REMLifes Rich Pageant (Re-issue)
I grew up with REM so there’s a lot of memories tied up with their first five albums. Pageant is the fourth, and arguably the most cohesive and representative of all their records. It’s a very American record, I think: from the sleeve-art to the lyrical themes. Twenty-five years later, and the chorus of ‘Cuyahoga’ and the rousing bridge of ‘What If We Give It Away?’ still get to me. What a great, great band they were. Five albums of this quality in five years? No band will ever match that again, surely?

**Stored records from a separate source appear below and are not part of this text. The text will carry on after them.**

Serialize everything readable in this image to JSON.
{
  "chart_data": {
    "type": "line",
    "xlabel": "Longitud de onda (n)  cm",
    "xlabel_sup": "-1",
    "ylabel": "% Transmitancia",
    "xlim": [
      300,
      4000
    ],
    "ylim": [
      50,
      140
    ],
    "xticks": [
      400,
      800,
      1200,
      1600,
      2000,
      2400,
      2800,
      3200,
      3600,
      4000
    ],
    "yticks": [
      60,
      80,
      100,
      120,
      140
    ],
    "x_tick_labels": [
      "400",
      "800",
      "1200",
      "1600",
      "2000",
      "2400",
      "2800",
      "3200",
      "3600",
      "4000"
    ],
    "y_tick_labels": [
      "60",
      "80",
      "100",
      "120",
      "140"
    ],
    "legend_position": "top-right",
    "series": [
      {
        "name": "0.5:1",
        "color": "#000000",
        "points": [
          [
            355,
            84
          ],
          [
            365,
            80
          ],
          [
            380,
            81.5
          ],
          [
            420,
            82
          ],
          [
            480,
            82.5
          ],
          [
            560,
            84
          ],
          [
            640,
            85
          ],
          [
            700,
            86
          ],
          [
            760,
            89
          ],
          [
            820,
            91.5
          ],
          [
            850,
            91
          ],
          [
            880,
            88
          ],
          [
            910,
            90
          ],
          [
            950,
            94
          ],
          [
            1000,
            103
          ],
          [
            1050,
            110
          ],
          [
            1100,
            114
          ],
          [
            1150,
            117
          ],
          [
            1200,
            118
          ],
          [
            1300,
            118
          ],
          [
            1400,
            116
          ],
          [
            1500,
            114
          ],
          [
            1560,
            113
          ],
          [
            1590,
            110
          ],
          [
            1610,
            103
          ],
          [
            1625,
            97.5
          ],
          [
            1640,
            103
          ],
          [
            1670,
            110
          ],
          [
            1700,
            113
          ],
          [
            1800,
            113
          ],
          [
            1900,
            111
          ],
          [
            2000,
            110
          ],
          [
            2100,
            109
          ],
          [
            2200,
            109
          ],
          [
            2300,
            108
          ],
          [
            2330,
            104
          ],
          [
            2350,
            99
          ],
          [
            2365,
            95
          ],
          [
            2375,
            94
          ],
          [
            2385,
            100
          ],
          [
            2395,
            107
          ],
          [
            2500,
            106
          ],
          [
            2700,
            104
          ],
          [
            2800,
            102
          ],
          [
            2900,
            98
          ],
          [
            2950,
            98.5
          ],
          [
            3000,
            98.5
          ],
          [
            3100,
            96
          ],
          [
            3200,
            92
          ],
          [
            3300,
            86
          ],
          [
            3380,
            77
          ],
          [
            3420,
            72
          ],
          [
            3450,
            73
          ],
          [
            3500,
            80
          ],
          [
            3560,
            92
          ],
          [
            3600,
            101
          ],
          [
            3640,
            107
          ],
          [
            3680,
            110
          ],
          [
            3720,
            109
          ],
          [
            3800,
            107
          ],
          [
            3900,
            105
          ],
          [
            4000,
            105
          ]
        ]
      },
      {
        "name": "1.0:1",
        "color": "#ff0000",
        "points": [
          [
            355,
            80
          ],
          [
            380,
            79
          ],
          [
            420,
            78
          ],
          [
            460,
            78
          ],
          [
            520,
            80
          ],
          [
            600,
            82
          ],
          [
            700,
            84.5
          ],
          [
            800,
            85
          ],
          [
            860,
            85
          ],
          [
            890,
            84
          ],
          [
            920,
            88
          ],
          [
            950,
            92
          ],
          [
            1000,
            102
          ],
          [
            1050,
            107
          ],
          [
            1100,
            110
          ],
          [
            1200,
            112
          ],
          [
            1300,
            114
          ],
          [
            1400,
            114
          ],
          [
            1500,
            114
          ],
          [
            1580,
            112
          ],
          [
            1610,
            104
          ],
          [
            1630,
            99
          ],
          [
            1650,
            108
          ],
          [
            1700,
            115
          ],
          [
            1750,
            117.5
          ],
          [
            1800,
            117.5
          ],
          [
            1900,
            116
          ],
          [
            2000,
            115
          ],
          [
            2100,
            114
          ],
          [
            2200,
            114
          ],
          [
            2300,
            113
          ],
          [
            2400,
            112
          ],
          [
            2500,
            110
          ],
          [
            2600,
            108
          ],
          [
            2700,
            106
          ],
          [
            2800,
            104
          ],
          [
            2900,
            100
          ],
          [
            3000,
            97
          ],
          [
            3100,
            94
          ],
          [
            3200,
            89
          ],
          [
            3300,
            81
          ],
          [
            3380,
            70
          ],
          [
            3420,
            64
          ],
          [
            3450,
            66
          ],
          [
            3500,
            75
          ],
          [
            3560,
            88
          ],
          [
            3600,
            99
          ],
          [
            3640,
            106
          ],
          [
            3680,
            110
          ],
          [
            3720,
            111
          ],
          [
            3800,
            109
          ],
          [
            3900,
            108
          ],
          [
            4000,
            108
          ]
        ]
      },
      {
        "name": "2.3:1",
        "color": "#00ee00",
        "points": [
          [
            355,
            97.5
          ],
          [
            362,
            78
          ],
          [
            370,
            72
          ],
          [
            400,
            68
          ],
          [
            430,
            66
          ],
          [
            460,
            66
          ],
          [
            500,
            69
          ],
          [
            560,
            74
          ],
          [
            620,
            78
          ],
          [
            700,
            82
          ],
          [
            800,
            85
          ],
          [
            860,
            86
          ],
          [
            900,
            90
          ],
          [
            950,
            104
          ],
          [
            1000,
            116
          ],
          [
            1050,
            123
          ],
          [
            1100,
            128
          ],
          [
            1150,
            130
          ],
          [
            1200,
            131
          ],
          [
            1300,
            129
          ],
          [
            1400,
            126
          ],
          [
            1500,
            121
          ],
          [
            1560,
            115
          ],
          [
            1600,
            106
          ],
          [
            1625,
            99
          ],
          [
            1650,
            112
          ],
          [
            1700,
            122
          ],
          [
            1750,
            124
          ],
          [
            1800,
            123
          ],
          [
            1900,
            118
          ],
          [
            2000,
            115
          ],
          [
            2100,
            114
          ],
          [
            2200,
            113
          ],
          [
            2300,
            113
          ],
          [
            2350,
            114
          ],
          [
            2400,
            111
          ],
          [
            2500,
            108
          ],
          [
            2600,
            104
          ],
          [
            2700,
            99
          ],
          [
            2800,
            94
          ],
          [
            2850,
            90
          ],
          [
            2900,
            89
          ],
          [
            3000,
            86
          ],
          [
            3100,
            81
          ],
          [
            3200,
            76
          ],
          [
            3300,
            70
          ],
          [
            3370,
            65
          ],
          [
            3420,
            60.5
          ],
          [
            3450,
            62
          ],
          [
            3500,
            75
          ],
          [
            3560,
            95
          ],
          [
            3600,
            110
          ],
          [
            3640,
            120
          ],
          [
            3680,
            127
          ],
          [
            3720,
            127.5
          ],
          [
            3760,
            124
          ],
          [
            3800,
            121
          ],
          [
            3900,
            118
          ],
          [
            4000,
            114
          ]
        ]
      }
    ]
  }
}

Mark HollisMark Hollis (Re-issue)
I couldn’t stand this lp when it first came out but ex-bandmate Jason Lakis (now of Mist and Mast) kept pushing it on me, and he was right. I don’t know of another record that sound quite like this, but David Sylvian’s recent ‘difficult’ records are moving on the same plain. It’s a perfect recording that demands to be listened to in one sitting – you don’t just dip into this one. The brilliantly titled ‘A Life (1895-1915)’ consists of Hollis singing (to my ears) a sparse eulogy to a WW1 soldier, over the sounds of a chamber orchestra tuning up. Mark Hollis is a recluse of such high order, he makes Scott Walker look like Simon Cowell. I hope he’s enjoying those No Doubt royalties.

David KilgourLeft by Soft
I love David Kilgour, I love the Clean, and I loved this record. It’s four guys in a room playing well written songs, so it’s very old fashioned in that respect. A bit Feelies, a bit REM, a lot of Clean. ‘Diamond Mine’ has a strange romance to it, and I wish I’d written it. It’s one of those records that clicked with me, and I can’t explain why yet. I think the ‘world tour’ was three pub dates in Dunedin and Christchurch. Hilarious. Available on vinyl from Arch Hill, his New Zealand label.